1. The Connection Phase (HTTP Upgrade)
This happens the moment a charging station attempts to connect via WebSocket, but before the connection is truly accepted. Everything bound to the OCPPRouter runs here.
- Route Matching (
router.route): The incoming URL is evaluated against your defined patterns. - Connection Middleware (
router.use):- Execution Level: Pre-Authentication.
- Purpose: Runs horizontally (similar to Express.js). Use this to inspect HTTP headers, IP addresses (
ctx.handshake), enforce early rate-limiting, or inject data intoctx.state.
- Auth Callback (
router.auth):- Execution Level: Authentication & Acceptance.
- Purpose: Runs last in the HTTP upgrade chain. It looks at everything the middleware prepared, communicates with your database, and definitively calls
accept()orreject(). If accepted, the WebSocket officially opens.

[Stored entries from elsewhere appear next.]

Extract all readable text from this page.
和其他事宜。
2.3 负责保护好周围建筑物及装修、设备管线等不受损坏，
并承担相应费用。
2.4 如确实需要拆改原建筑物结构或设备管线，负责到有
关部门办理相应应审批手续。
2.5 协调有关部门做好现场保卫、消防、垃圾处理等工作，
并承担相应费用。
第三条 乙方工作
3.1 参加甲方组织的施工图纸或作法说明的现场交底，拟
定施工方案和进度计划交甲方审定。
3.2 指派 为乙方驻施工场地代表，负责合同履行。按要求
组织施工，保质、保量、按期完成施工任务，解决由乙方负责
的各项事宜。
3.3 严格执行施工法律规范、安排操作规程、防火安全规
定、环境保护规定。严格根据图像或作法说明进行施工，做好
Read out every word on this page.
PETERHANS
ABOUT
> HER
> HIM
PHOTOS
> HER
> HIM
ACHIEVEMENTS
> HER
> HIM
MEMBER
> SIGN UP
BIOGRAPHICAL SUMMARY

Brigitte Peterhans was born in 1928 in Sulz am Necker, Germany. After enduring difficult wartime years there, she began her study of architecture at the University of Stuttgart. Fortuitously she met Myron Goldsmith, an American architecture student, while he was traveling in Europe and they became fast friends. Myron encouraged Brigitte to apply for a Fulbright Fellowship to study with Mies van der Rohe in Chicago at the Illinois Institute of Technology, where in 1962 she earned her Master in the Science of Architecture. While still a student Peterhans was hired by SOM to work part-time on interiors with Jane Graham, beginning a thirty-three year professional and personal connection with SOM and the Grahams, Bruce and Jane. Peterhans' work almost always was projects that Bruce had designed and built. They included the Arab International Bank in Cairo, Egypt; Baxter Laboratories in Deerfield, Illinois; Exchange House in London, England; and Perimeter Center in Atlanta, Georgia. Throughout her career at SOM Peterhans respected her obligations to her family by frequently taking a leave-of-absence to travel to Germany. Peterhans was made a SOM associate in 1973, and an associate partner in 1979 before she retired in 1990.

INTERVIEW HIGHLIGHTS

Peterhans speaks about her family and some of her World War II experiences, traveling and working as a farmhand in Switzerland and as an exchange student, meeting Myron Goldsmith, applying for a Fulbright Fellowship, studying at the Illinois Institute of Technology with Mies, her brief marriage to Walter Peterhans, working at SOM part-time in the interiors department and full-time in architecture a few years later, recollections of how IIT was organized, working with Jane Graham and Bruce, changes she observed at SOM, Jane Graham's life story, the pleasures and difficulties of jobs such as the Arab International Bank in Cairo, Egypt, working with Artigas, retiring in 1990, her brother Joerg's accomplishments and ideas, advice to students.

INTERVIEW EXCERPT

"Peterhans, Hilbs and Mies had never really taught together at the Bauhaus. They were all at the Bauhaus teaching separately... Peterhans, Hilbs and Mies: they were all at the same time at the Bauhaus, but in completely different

2. The Message Phase (WebSocket Open)
Once the Auth Callback fires accept(), the client is successfully connected. The execution context now moves to the message layer (OCPPClient).
- Message Middleware (
client.use):- Execution Level: Pre-Handler / Interceptor
- Purpose: Runs every time a message is sent or received. It wraps the raw protocol payload. Use this to intercept outgoing calls, format logs, validate custom schemas, or drop bad messages before the business logic sees them.
- Message Handlers (
client.handle):- Execution Level: Business Logic
- Purpose: This is the very end of the line. It receives the parsed OCPP payload (e.g.,
BootNotification), performs your actual business logic, and returns the formal protocol response.